Robots in kitchens are no longer science fiction. From Shanghai to New York, they can be found flipping burgers, making dosas, or preparing stir-fries.
However, their abilities are limited to strictly following pre-programmed instructions, similar to how robots have functioned for the past 50 years.
Enter Ishika Singh, a Ph.D. student in computer science, who envisions a robot that can truly make dinner. This robot would navigate a kitchen, find ingredients, and assemble them into delicious dishes, a seemingly simple task even for a child. But for robots, it's a complex feat requiring knowledge of the specific kitchen, adaptability, and resourcefulness – qualities beyond the reach of current robot programming.
The limitation lies in the traditional "classical planning pipeline" used by roboticists. This approach involves defining every action, its conditions, and its effect in detail, essentially creating a rigid script for the robot to follow. Even with extensive effort, this method fails to account for unexpected situations not foreseen in the program.
The dinner-making robot needs a more dynamic approach. It needs to be aware of the specific cuisine it's cooking (what constitutes "spicy" in this culture?), the layout of the kitchen (is there a hidden rice cooker?), and the preferences of the people it's serving (extra hungry from a workout?), all while adapting to surprises like dropped ingredients.
Jesse Thomason, Singh's Ph.D. supervisor, calls this goal a "moonshot" – a seemingly impossible but highly desired achievement. The ability to automate any human chore through robots would revolutionize industries and simplify daily life.

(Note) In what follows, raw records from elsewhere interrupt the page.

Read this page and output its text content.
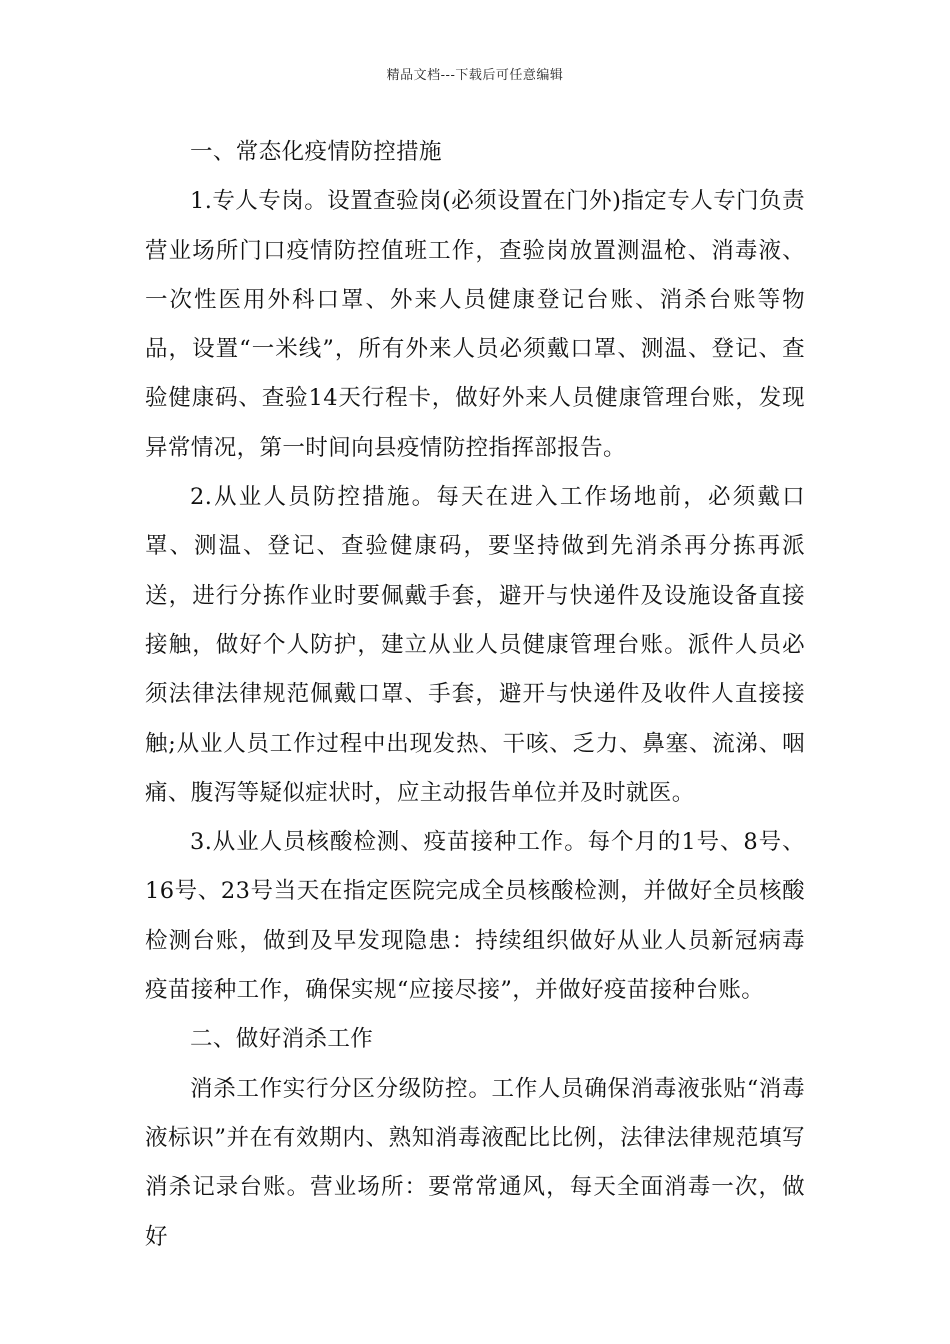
精品文档---下载后可任意编辑

一、常态化疫情防控措施

1.专人专岗。设置查验岗(必须设置在门外)指定专人专门负责营业场所门口疫情防控值班工作，查验岗放置测温枪、消毒液、一次性医用外科口罩、外来人员健康登记台账、消杀台账等物品，设置“一米线”，所有外来人员必须戴口罩、测温、登记、查验健康码、查验14天行程卡，做好外来人员健康管理台账，发现异常情况，第一时间向县疫情防控指挥部报告。

2.从业人员防控措施。每天在进入工作场地前，必须戴口罩、测温、登记、查验健康码，要坚持做到先消杀再分拣再派送，进行分拣作业时要佩戴手套，避开与快递件及设施设备直接接触，做好个人防护，建立从业人员健康管理台账。派件人员必须法律法律规范佩戴口罩、手套，避开与快递件及收件人直接接触;从业人员工作过程中出现发热、干咳、乏力、鼻塞、流涕、咽痛、腹泻等疑似症状时，应主动报告单位并及时就医。

3.从业人员核酸检测、疫苗接种工作。每个月的1号、8号、16号、23号当天在指定医院完成全员核酸检测，并做好全员核酸检测台账，做到及早发现隐患：持续组织做好从业人员新冠病毒疫苗接种工作，确保实规“应接尽接”，并做好疫苗接种台账。

二、做好消杀工作

消杀工作实行分区分级防控。工作人员确保消毒液张贴“消毒液标识”并在有效期内、熟知消毒液配比比例，法律法律规范填写消杀记录台账。营业场所：要常常通风，每天全面消毒一次，做好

However, despite impressive robot advancements in warehouses, healthcare, and even entertainment, none possess anything close to human flexibility and adaptability. "Classical robotics is brittle," explains Naganand Murty, CEO of a landscaping robot company. The constant changes in weather, terrain, and owner preferences require robots to function outside pre-programmed scripts, a challenge they currently struggle with.
For decades, robots lacked the "canny, practical brain" needed for real-world tasks. This changed in 2022 with the introduction of ChatGPT, a user-friendly interface for a "large language model" (LLM) called GPT-3. LLMs, trained on massive amounts of text and code, can generate human-quality text, answering questions and mimicking human conversation.
LLMs possess the knowledge that robots lack. They have access to vast information about food, kitchens, and recipes, enabling them to answer almost any question a robot might have about transforming ingredients into a meal.
This combination of an LLM's knowledge and a robot's physical capabilities holds immense potential. As one 2022 paper puts it, "the robot can act as the language model's 'hands and eyes,' while the language model supplies high-level semantic knowledge about the task."
While many use LLMs for entertainment or tasks like homework, some roboticists see them as a key to unlocking robots' potential beyond pre-programming. This prospect has sparked a race across industries and academia to find the best ways to integrate LLMs with robots.
However, some are skeptical of LLMs, citing their occasional biases, factual errors, and privacy concerns. They argue that these "hallucinations" and susceptibility to manipulation make them unsuitable for integration with robots.
Despite these concerns, companies like Levatas are already implementing LLMs in their robots. Their industrial robot dog, equipped with ChatGPT, can understand spoken instructions, answer questions, and follow commands, eliminating the need for specialized training for operators.
While Levatas's robot demonstrates progress, it operates within specific, controlled settings. It wouldn't be able to handle tasks like playing fetch or figuring out how to use unfamiliar ingredients.
A key limitation of robots is their limited perception and action capabilities. They rely on sensors like cameras and microphones to gather information and employ a limited range of movements with arms, wheels, or grippers. This restricts their ability to interact with the environment as effectively as humans.
Machine learning, while powerful, offers another approach. Unlike LLMs, it doesn't rely on understanding words but rather learns from patterns in data. This allows it to excel at specific tasks like protein folding or job candidate selection.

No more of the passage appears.